I'm hoping this time next week we will have the house to ourselves. Not a builder, a scaffolder or painter in sight. This means there are still five more days to bite my tongue, grit my teeth and think of nice, calming things to stop myself doing something I regret. I'm sorry to talk about my builders. I bore myself just thinking about them. I just don't know how they are still here. How on earth has Chaz managed -about seven times- to talk me out of giving them their marching orders? It's a miracle they haven't sent me into premature labour.
I not sure what I'm most looking forward to about their departure. Maybe not tripping over some sort of lethal tool in the middle of the night a la poor Laura Ashley. Not opening the fridge to find they've finished all my posh Illy coffee. And also opened the spare one I'd hidden in the larder. "No, Soz, Kenco just wasn't hitting the spot today", being the response when I asked if he always used the cafetiere to make instant coffee.
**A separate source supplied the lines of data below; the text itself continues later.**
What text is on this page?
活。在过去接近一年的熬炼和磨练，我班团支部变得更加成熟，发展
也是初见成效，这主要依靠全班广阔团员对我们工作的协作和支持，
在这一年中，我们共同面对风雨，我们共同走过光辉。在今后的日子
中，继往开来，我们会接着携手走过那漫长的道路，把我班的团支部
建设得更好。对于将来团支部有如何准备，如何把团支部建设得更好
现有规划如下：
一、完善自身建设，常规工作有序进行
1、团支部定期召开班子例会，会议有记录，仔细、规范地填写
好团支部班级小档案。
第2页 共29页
Maybe being able to go for a pee in peace. Cub's newest game is to fling the door open as soon as I sit down on the loo and run off laughing.
As I write, it's 8am on Sunday morning and I'm making yet another cup of tea. This one is for the lovely Andy from Aberdeen. A Sky technician that we've had to call out because, guess what, the builders have smashed our dish and we need another one. Not only I am going to have shell out another million pounds but presumably all my recorded treats will have vanished too. The last Downtown Abbey, New Gossip Girl, Vampire Diaries.... All gone. Don't even think of mentioning this week's Celebrity Juice with Ant and Dec...
I've promised myself not to get wound up by them anymore and writing about them is getting me all a fluster. Time to stop. Instead I'm going to go and take some photos of our new beautiful, hand painted bathroom to show you and think nice calming thoughts. Maybe even start writing Christmas lists.
1 comment:
I feel your pain. In two weeks I'm starting the works in my new flat, and even though I won't be living there, I'm already stressed.
Just think how beautiful it all will look!